X-TEL utilizes an engineered Neurovascular Unit model (NVU chip) as an efficient experimental platform to address challenging questions in the field of Neuroscience.

(i) NVU chip design. (ii) 8 chips on a 75×25 mm glass slide. (iii) A cross-sectional view with cell distribution. (iv-v) Immunofluorescence (IF) images showing top (iv) and perspective (v) views. GFAP: astrocyte marker. CD31: endothelial cell marker. Scale bars: 100 µm.

Cancer angiogenesis in the NVU chip. Red: Endothelial cells. Magenta: Cancer cells.

Brain Tumor Models for Advancing Immunotherapy

Brain tumors are uniquely challenging due to the difficulty of removing cancer-infiltrated tissues without compromising brain function. Immunotherapy offers a promising solution, targeting cancer cells while preserving healthy tissue. However, the blood-brain barrier (BBB) plays a critical role in shaping the brain’s immune environment, limiting immune cell access and contributing to an immunosuppressive tumor microenvironment that enables immune evasion. Our lab develops advanced human cell-based brain tumor models to study the interaction between the BBB and immune responses. By identifying biomarkers of immune suppression and designing biomarker-specific immunotherapies, we aim to advance personalized treatments for brain tumor patients.

Brain cancer cells (red) migrate though an engineered vasculature.

Deciphering Organ Specificity in Cancer Metastasis

Different types of cancer cells exhibit distinct preferences for metastasizing to specific organs. The vasculature plays a critical role in enabling cancer cells to detach from the primary tumor, travel through the circulatory system, and establish secondary tumors in target organs. Our lab is developing cutting-edge microfluidic models that replicate the organ-specific nature of cancer metastasis. These models allow us to investigate how the vasculature facilitates cross-communication between cancer cells and the microenvironments of specific organs. By identifying tissue-specific signals that drive metastatic progression, our research aims to uncover novel therapeutic targets and strategies to combat organ-specific cancer metastasis.

Amyloid deposition (green) in the NVU chip. Red: Endothelial cells. Magenta: Microglia

Role of blood-brain barrier (BBB) in Alzheimer’s Disease (AD)

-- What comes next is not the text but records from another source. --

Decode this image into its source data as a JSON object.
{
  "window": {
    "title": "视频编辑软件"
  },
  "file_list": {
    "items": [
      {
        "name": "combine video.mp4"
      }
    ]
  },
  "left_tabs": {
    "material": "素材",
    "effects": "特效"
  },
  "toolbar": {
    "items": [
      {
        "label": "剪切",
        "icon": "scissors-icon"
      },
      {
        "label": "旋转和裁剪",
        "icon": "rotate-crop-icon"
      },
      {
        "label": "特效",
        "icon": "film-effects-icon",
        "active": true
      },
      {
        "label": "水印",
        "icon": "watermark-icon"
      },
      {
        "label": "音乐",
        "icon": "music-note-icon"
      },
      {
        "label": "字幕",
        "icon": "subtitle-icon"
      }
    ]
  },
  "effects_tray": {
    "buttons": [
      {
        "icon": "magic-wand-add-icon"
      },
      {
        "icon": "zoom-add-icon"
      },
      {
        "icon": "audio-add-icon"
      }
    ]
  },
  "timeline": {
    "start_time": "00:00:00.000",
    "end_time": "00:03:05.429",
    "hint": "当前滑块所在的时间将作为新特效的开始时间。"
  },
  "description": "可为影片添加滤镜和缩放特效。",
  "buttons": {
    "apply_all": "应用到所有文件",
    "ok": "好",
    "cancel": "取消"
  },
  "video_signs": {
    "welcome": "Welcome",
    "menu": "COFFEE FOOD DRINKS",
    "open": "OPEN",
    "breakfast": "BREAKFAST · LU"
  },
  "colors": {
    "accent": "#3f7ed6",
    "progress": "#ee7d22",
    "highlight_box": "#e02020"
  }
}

The BBB is vital for maintaining cognitive function by regulating the exchange of nutrients, waste, and immune cells between the bloodstream and the brain. Its dysfunction is an early hallmark of AD, characterized by reduced cerebral blood flow and amyloid plaque accumulation in both brain tissue and the walls of cerebral blood vessels. These changes compromise the BBB’s integrity, exacerbating neurodegeneration and cognitive decline. Our lab develops advanced microfluidic models to replicate the BBB and its interactions with brain tissue under disease-like conditions. We focus on understanding how blood flow dynamics, amyloid plaque formation, and vascular abnormalities contribute to BBB dysfunction and drive AD progression. By uncovering the mechanisms behind BBB dysfunction, we aim to identify therapeutic strategies to restore its integrity, reduce amyloid plaque deposition, and mitigate disease progression.

Neurogenesis induced by drug-releasing microparticles.

Engineered Ischemic Stroke Model for Advancing Stem Cell Therapy

Stem cell therapy is emerging as a promising treatment for stroke patients, yet the mechanisms and key factors underlying its clinical efficacy remain poorly understood, posing challenges for optimizing therapeutic administration. In most clinical trials, stem or progenitor cells are delivered through intravascular routes, making their efficacy critically dependent on how the neurovascular unit (NVU) responds to these cells. Our lab is developing an engineered brain model that replicates the ischemic stroke microenvironment to study the natural interactions between stem/progenitor cells and the host cells of the NVU during post-stroke neuroregeneration. This model provides a time- and cost-efficient platform to identify and test critical factors influencing the success of stem cell therapies, with the ultimate goal of improving their clinical outcomes for stroke patients.